Understanding device_timeout (504)

The device_timeout error means the server sent the shock command to the wearer's Android app, but the app did not confirm delivery to the Bluetooth device within 25 seconds. This is the most nuanced error — here's what happens on the Android side:

  1. Server → App: The command travels via Socket.IO to the Native Shock Service running on the wearer's phone.
  2. App → Device: The app connects to the device via Bluetooth Low Energy (BLE) and sends the shock command. For QIUI devices, this involves fetching a token from the device manufacturer's API first, then writing the BLE command.

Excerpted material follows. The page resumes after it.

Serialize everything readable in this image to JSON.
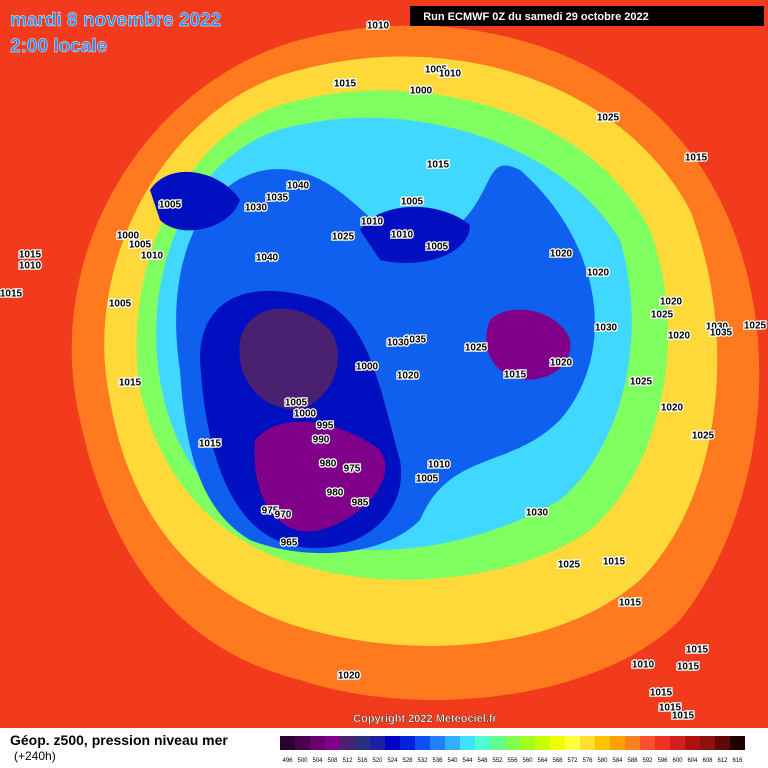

For Lockink devices, the BLE command is sent directly.
  3. App → Server: The app emits a confirmation back to the server.

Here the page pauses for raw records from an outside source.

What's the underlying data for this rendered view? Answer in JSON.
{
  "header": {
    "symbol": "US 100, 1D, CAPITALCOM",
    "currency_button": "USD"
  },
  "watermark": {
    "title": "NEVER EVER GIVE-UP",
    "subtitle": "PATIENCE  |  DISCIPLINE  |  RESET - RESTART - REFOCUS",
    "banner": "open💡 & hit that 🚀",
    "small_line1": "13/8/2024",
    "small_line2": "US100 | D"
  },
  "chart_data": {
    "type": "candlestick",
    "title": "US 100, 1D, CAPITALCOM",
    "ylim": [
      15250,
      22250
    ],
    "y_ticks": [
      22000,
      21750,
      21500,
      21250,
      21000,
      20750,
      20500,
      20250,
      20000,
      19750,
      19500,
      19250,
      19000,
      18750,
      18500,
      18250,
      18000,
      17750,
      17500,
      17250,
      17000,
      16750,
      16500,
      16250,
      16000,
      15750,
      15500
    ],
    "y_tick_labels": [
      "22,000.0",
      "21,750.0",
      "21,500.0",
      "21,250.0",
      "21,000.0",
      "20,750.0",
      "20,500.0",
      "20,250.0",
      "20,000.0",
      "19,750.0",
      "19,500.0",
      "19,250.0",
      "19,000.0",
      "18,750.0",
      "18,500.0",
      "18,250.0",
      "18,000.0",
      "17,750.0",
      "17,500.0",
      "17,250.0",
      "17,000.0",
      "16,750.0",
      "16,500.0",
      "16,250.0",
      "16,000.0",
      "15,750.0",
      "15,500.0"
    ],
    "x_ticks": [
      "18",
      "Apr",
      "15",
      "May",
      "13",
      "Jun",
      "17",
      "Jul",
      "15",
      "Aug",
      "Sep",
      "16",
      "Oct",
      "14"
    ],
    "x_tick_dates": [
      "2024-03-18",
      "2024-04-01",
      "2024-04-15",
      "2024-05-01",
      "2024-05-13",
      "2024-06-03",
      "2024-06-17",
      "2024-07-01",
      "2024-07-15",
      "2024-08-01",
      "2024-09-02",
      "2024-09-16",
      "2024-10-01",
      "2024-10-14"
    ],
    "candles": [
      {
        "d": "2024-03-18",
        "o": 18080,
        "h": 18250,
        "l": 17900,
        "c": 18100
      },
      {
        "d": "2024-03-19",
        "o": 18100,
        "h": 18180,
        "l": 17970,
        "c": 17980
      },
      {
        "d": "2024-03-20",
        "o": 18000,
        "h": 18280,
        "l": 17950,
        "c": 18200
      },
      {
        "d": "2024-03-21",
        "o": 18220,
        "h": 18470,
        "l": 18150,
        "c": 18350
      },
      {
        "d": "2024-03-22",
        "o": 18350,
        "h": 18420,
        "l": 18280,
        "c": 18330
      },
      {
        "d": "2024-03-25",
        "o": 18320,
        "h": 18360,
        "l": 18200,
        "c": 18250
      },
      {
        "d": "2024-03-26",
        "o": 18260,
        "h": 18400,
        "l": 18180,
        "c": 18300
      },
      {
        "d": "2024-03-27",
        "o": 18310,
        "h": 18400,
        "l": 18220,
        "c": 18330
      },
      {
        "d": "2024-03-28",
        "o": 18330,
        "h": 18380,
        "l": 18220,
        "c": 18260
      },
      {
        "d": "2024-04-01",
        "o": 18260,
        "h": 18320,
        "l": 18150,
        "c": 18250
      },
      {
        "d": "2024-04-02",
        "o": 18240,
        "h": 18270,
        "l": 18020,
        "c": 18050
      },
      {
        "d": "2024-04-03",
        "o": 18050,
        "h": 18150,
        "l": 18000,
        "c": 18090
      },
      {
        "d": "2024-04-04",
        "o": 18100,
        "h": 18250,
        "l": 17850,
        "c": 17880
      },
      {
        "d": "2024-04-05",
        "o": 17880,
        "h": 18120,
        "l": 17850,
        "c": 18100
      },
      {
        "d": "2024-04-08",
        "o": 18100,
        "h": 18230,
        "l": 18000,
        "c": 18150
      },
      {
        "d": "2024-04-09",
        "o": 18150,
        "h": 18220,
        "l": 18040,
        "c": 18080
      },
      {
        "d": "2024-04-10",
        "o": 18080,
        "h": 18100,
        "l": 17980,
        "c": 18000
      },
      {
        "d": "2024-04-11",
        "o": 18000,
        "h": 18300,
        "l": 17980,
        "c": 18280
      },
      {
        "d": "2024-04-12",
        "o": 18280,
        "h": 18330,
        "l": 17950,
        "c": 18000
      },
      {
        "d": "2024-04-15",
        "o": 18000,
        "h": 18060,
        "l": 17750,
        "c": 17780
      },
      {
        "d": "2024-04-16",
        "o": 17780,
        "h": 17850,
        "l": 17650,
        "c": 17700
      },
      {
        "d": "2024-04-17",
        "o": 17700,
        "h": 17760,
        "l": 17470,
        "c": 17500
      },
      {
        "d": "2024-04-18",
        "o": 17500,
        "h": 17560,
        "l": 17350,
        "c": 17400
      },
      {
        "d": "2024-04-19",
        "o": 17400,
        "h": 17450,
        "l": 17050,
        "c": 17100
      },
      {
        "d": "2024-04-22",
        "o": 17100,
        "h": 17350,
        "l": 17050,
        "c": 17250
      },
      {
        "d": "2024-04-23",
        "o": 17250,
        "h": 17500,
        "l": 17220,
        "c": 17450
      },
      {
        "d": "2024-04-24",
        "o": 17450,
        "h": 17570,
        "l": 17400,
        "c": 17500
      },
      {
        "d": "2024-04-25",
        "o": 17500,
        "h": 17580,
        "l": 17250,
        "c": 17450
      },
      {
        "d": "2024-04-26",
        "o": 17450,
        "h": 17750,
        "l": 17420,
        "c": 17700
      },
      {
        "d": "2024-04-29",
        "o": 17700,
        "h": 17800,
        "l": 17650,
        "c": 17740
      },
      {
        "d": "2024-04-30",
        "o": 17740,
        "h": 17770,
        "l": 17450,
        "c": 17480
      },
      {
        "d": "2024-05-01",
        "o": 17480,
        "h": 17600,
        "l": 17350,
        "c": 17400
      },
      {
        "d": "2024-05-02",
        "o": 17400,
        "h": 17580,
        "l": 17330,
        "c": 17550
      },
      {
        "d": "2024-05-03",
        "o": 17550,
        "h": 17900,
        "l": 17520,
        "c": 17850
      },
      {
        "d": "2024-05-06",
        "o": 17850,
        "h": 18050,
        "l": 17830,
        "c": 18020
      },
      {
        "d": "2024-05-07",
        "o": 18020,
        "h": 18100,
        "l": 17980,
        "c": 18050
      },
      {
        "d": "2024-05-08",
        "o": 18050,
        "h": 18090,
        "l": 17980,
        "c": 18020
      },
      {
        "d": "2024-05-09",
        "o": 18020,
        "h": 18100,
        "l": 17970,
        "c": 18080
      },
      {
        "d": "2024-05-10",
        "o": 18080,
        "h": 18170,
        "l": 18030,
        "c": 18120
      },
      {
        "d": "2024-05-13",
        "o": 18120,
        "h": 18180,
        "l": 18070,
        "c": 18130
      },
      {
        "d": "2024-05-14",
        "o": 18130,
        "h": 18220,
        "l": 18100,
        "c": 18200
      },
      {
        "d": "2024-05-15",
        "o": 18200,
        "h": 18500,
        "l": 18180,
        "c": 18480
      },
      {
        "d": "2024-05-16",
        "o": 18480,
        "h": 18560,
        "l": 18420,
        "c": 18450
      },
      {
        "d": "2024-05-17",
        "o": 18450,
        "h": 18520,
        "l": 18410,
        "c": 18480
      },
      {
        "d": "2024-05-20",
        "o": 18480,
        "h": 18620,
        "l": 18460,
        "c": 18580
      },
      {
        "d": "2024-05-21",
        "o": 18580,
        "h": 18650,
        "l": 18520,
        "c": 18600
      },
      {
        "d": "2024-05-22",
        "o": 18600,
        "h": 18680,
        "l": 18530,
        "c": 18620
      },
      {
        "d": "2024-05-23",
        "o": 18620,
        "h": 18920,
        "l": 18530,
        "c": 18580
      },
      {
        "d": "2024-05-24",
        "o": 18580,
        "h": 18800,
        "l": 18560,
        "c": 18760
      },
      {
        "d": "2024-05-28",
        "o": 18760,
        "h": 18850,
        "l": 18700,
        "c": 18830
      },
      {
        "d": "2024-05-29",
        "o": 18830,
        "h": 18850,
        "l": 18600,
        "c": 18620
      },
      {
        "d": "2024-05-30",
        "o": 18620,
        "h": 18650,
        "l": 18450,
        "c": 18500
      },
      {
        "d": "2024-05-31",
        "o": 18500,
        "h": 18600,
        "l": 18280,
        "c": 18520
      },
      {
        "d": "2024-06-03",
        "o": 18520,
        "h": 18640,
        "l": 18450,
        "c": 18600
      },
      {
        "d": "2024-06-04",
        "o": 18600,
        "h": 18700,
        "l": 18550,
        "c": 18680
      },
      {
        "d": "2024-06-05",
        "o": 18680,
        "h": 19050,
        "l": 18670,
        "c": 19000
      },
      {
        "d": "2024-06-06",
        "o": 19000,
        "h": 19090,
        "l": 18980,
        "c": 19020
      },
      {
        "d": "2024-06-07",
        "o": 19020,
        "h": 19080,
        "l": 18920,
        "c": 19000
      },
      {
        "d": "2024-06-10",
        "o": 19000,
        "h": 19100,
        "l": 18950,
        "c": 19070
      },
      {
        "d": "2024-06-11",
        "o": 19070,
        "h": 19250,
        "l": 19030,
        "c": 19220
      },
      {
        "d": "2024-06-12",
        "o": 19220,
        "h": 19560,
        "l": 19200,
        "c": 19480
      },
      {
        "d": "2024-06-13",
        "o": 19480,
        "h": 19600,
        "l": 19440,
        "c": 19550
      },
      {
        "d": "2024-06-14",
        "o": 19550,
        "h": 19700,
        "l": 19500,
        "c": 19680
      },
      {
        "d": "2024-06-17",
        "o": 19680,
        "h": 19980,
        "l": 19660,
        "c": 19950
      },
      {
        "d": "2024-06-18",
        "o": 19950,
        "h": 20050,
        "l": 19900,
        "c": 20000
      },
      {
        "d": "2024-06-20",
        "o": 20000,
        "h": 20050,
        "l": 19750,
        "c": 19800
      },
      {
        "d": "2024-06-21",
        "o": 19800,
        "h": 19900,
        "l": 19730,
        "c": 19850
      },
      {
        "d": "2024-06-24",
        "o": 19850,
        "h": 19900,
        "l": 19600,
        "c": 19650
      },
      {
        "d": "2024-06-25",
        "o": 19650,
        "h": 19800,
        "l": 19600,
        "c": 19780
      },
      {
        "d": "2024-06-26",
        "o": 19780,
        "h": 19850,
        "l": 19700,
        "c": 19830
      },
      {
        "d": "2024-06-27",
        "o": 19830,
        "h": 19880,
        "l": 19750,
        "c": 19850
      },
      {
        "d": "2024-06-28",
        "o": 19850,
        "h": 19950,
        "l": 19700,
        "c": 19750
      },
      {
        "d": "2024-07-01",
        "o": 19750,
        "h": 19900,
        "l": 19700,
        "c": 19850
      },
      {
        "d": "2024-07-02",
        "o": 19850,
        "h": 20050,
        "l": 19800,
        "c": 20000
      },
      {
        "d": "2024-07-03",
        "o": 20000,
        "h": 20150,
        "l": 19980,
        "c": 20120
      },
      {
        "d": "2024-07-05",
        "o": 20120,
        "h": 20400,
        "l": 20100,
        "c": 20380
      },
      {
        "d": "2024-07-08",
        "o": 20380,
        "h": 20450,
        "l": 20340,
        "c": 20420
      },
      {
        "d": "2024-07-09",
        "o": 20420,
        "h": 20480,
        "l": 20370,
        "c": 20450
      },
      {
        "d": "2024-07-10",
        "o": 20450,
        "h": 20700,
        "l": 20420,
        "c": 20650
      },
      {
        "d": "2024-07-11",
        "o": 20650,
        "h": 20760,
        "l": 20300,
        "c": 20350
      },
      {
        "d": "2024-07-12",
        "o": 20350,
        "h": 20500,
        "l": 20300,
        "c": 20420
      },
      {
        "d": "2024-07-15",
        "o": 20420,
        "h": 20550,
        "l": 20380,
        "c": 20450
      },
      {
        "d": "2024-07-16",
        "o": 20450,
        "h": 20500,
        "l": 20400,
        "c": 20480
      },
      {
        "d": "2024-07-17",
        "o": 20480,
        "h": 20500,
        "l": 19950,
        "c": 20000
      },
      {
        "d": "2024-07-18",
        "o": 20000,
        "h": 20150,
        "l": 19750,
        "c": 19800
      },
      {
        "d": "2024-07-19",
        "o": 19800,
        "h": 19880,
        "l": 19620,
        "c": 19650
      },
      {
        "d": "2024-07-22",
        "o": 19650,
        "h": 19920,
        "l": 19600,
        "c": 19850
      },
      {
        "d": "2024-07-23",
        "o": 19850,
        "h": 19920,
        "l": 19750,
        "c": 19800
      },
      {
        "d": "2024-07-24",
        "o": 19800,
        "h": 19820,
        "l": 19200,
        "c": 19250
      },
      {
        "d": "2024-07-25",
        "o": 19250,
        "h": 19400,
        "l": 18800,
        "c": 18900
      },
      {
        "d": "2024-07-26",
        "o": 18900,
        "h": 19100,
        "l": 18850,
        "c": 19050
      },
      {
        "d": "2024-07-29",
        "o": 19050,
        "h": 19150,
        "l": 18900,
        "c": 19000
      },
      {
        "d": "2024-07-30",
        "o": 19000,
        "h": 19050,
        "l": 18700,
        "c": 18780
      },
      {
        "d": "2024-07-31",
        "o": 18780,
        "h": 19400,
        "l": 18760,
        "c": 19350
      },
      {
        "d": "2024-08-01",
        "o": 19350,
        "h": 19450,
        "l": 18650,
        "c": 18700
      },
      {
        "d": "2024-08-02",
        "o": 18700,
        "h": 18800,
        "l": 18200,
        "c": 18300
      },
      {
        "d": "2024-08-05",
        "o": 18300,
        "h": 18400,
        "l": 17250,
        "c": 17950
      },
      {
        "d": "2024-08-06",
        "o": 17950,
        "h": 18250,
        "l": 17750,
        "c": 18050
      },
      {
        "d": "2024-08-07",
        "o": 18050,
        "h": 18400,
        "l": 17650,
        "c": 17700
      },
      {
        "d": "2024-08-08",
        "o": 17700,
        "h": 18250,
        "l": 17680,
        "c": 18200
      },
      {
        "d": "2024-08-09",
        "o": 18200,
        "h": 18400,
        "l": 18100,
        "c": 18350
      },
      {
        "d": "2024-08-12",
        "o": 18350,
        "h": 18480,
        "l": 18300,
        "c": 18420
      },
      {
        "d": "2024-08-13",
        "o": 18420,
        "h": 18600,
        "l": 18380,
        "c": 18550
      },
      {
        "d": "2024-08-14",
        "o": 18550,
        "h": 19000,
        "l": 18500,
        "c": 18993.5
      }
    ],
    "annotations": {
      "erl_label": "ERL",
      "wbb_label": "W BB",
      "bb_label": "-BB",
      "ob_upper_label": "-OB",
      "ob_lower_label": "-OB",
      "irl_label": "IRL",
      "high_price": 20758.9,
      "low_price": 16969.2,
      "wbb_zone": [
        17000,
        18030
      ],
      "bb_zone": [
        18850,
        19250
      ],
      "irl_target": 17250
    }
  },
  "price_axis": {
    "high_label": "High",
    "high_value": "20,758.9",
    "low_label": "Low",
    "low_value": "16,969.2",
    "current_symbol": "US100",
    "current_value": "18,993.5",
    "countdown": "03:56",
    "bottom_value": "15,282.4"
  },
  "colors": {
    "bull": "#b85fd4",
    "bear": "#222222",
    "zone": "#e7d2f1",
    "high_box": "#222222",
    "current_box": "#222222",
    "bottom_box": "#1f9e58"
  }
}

The 25-second timeout starts at step 1. A timeout at step 2 can happen because:

  • Bluetooth is off or the device is out of range on the wearer's phone.
  • The cage is asleep. Lockink devices enter deep sleep after only 3 minutes of BLE inactivity. The keep-alive feature can prevent this, but OEM battery optimizations (Samsung, Xiaomi, Huawei, etc.) may kill background Bluetooth connections, making keep-alive unreliable.
  • BLE connection failed. The app retries the BLE connection, but if the device doesn't respond, it times out.
  • Safety block. The app has a built-in safety system that blocks shocks if the wearer is detected to be moving (e.g. driving, cycling) based on activity recognition and GPS speed. If the wearer is in motion, the shock is silently blocked and reported as failed.
  • QIUI token fetch failed. For CellMate Pro 3 and Cagink devices, the app must fetch a command token from QIUI's cloud API before sending the BLE command. If the wearer's phone has no internet, or QIUI's API is slow/unreachable, this step can consume most of the 25-second window.

Practical Pattern

Most external programs follow this flow:

  1. Call GET /api/apps/v1/session.
  2. Read lockData.
  3. Decide what should happen.
  4. Call /api/apps/v1/action or one of the simpler lock endpoints.
  5. Optionally write a custom log with /api/apps/v1/logs/custom.

For example, a script can check timeRemainingSeconds, add time when a rule fails, then write a custom log explaining what happened.